Sebagaimana halnya kalimat yang pernah ditulis Pak Dahlan : "Agar tidak kecewa, janganlah menaruh harapan terlalu tinggi  untuk apapun dan kepada siapapun." Saya juga tidak terlalu berharap banyak terhadap kecintaan saya dalam menulis ketika usia saya sudah mendekati 30 tahun ini. Sekarang saya hanya manusia biasa yang tetap bersyukur kepada Allah yang tak henti-hetinya memberikan rizqi kepadaku. Itu adalah nikmat yang besar sekali. Uang cukup, kesehatan terjaga, cinta di mana-mana, keluarga lengkap dan masih banyak sekali rizqi yang diberikan kepadaku yang aku tak sanggup menghitungnya. 

Meskipun saya bukan orang "besar" namun saya tetap bersemangat dalam menulis sebab menulis adalah cintaku. Saya tidak pernah menyesal terhadap kesalahan masa lalu, misalnya : saya rela tidak masuk sekolah hanya demi menghadiri seminar Jurnalistik di SMA  timur GOR Madiun, yang padahal saya sekolah di Jombang. Dan masih banyak lagi sekolah saya yang kukorbankan hanya karena saya cinta menulis. Saya tidak menyesal karena saya yakin itu semua ada hikmahnya. Dan hingga hari ini saya berusaha untuk memperbaiki kesalahan-kesalahan masa lalu,"Ya Allah, tolonglah aku untuk memperbaiki kesalahan-kesalahan masa laluku. 

Alasan saya tetap bertahan untuk menulis adalah sebagai wujud syukur saya karena diberi anugerah oleh Allah Swt bisa menulis, sebab tidak semua orang bisa menulis. Dan, sayup-sayup jelas ketika saya menulis ini mendengar alunan membaca sholawat dengan diiringi hadroh  yang menggetarkan hatiku. "Allahumma sholli 'ala sayyidina Muhammad wa 'ala ali sayyidina Muhammad". 
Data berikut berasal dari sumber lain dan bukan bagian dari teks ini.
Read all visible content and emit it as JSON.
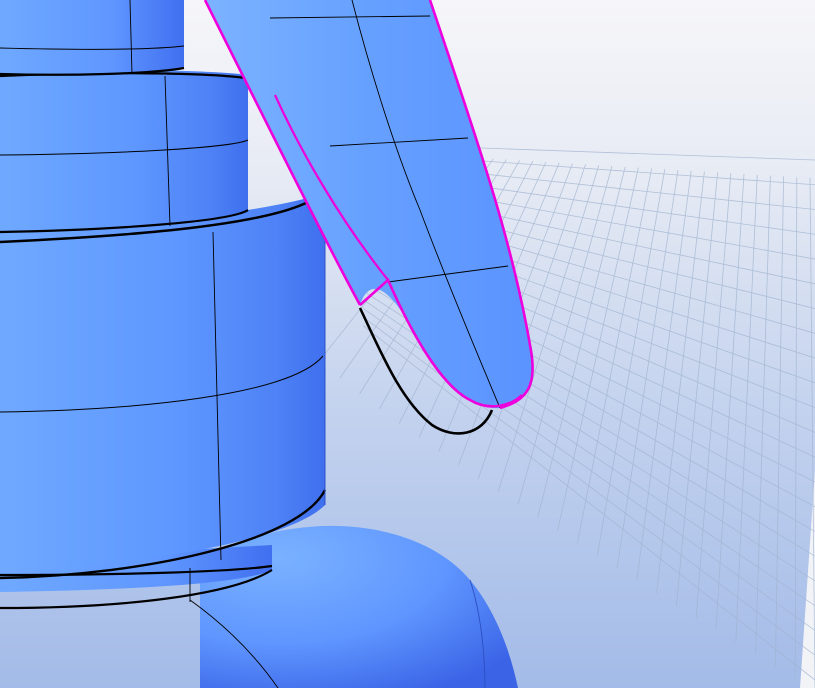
{
  "viewport": {
    "background_top": "#f6f6f9",
    "background_bottom": "#a9c0e9",
    "grid_line": "#9fb3cf",
    "surface_blue": "#5f98ff",
    "surface_dark": "#3f6ff0",
    "surface_light": "#7db4ff",
    "edge_black": "#000000",
    "selection_highlight": "#ee00dd"
  },
  "objects": [
    {
      "name": "cylinder-body-stack",
      "selected": false
    },
    {
      "name": "dome-base",
      "selected": false
    },
    {
      "name": "curved-tube",
      "selected": true
    },
    {
      "name": "open-curve",
      "selected": false
    },
    {
      "name": "construction-grid",
      "selected": false
    }
  ]
}
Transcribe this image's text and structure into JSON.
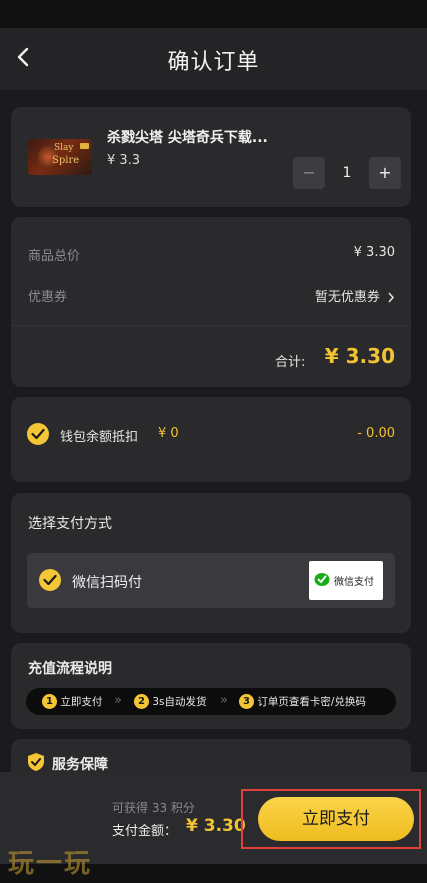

 Menulis adalah berkarya. Setiap hasil karya kerap diasumsikan untuk mencari uang dan itu tidak salah sebab nilai asumsi terletak pada siapa yang berasumsi. Pun, ketika sekarang saya mempunyai tablet yang bisa ku gunakan untuk mengetik secara bebas waktu, yang berbeda dengan komputer yang sudah lama saya miliki namun harus tergantung listrik, saya mulai berpikir ingin mendulang uang dengan tekun menulis. Ya ambisi untuk mendulang pundi-pundi dolar kerap menghantui. Bagiku, terpenting adalah niat. Berkarya saja karena Allah. Maka, Allah sudah memberikan rezqi kepada saya. 
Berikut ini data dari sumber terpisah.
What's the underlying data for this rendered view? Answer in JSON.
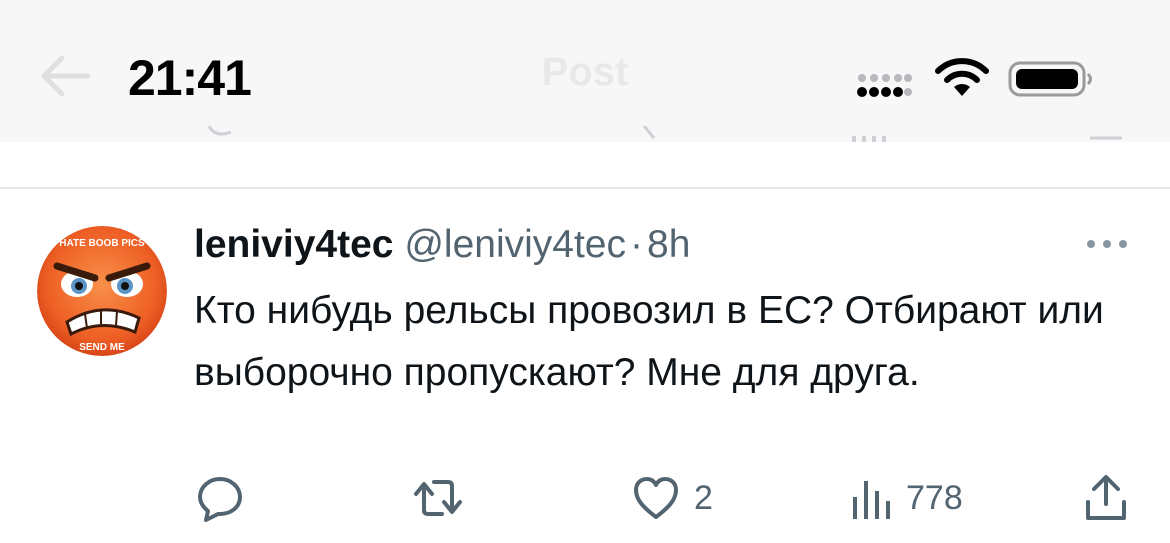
{
  "status_bar": {
    "time": "21:41",
    "signal_icon": "cellular-signal-icon",
    "wifi_icon": "wifi-icon",
    "battery_icon": "battery-icon"
  },
  "nav": {
    "title": "Post",
    "back_icon": "back-arrow-icon"
  },
  "tweet": {
    "display_name": "leniviy4tec",
    "handle": "@leniviy4tec",
    "separator": "·",
    "time": "8h",
    "text": "Кто нибудь рельсы провозил в ЕС? Отбирают или выборочно пропускают? Мне для друга.",
    "avatar_text_top": "HATE BOOB PICS",
    "avatar_text_bottom": "SEND ME",
    "more_icon": "more-dots-icon"
  },
  "actions": {
    "reply_icon": "reply-icon",
    "retweet_icon": "retweet-icon",
    "like_icon": "heart-icon",
    "like_count": "2",
    "views_icon": "views-chart-icon",
    "views_count": "778",
    "share_icon": "share-icon"
  },
  "colors": {
    "text": "#0f1419",
    "secondary": "#536471",
    "status_bg": "#f7f7f8",
    "divider": "#e6e8ea"
  }
}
Allah tidak melarang mencari uang selama itu dengan jalan halal. Namun, kalau menulis untuk mencari uang  ya tidak masalah sih he he. Menulis itu kan alat atau sarana. Jadi, terserah kamunya bagaimana. Cangkul bisa saja kamu gunakan untuk mencari uang namun bisa juga kamu gunakan untuk memelihara lingkungan karena panggilan hati. Bagiku juga begitu, menulis adalah alat atau pedang sebab tulisan mampu memotong bahkan menghancurkan. Atau dalam bahasa yang ekstrim pena adalah keris yang disegani. Apa jadinya dunia tanpa pena. Peradaban dunia dibangun dengan pena semenjak dulu hingga sekarang. Bagaimana Plato mendidik athena dengan tulisan-tulisannya. Bagaimana Karl Mark mempengaruhi masyarakat dengan ide-ide komunismenya menggunakan penanya, Das Capaital Karl Mark. 
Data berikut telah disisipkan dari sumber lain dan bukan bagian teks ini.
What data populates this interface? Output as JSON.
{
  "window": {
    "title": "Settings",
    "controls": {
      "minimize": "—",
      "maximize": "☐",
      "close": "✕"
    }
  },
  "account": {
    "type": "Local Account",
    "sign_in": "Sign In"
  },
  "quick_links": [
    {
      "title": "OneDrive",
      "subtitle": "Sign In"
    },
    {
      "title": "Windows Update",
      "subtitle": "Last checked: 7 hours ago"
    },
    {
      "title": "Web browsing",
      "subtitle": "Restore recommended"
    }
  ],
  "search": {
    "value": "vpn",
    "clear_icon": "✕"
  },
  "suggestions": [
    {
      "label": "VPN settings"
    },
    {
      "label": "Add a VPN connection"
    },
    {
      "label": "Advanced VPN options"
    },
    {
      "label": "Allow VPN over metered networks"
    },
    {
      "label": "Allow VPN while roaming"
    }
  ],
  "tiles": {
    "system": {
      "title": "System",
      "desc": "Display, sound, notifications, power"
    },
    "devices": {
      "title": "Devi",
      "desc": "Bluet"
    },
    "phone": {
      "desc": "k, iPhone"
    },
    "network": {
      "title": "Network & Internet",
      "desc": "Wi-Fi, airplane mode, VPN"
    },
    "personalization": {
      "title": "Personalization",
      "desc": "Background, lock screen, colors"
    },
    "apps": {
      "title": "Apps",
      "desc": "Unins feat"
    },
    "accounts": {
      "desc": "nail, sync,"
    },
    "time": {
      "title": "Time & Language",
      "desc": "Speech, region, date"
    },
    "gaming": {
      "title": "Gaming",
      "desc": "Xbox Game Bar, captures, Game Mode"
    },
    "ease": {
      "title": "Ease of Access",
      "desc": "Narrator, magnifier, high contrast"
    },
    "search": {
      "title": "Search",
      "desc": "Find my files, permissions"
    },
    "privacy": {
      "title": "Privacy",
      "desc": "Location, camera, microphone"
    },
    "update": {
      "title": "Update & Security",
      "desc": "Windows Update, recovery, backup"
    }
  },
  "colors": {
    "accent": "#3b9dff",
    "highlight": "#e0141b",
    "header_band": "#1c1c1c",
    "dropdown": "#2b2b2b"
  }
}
Saya berpikir menulis harus dengan keikhlasan sebab begitulah Islam mengajarkan. Berkarya saja maka dunia akan mengikutimu. Itu juga ada hubungannya tentang kegelisahan saya beberapa hari kemarin mengenai bisnis apa yang sebaiknya saya jalankan. Sebab saya sekarang bekerja ada ikatan formal dan saya pengen bisnis sendiri atau usaha berdikari tanpa mempunyai ikatan formal, yang tentunya itu bisa menjadi cadangan sewaktu-waktu kita berhenti dari ikatan itu. Hingga kamis kemarin sewaktu saya curhat pada teman saya di desa Cepoko Panekan Magetan, dimana ia telah sukses dengan usaha percetakannya ia berkata,"wes to, berkarya yang banyak dan bagus lalu tinggal berpikir bagaimana memasarkannya".


Menulis bagi orang-orang jebolan pesantren seperti saya adalah sebagai wujud amal saleh. Dalam sebuah tulisan juga disebutkan bahwa orang yang menulis dengan niat menyebarkan ayat-ayat Tuhan adalah setara dengan seseorang yang beramal jariyah (Ibnul Jauzi).  

Beramal saleh merupakan perintah Allah "عمل الصالحات  ", kita sering menemukan bacaan itu ketika membaca Al-Qur'an. Kata sholeh disitu berbentuk jama' atau plural yang tentunya menulis juga bisa masuk dalam kategori beramal saleh, yang tentu menulis karena menyebarkan ayat-ayat Allah. Apa itu ayat-ayat Allah? Dalam Al-Qur'an ayat-ayat Allah lebih banyak diartikan sebagai tanda-tanda kebesaran Allah. Semisal ayat: 

ومن آياته أن خلق لكم من أنفسكم أزواجا لتسكنوا إليها وجعل بينكم مودة ورحمة إن في ذلك لآ يات لقوم يتفكرون

Dan di antara tanda-tanda kekusaan Nya adalah Ia menciptakan untukmu isteri-isteri dari jenismu sendiri, supaya kamu cenderung  dan merasa tenteram kepadanya, dan dijadikan-Nya di antaramu rasa kasih dan sayang. Sesungguhhnya pada yang demikian itu benar-benar terdapat tanda-tanda bagi kaum yang berfikir. (QS. Ar-Rum [30]:21).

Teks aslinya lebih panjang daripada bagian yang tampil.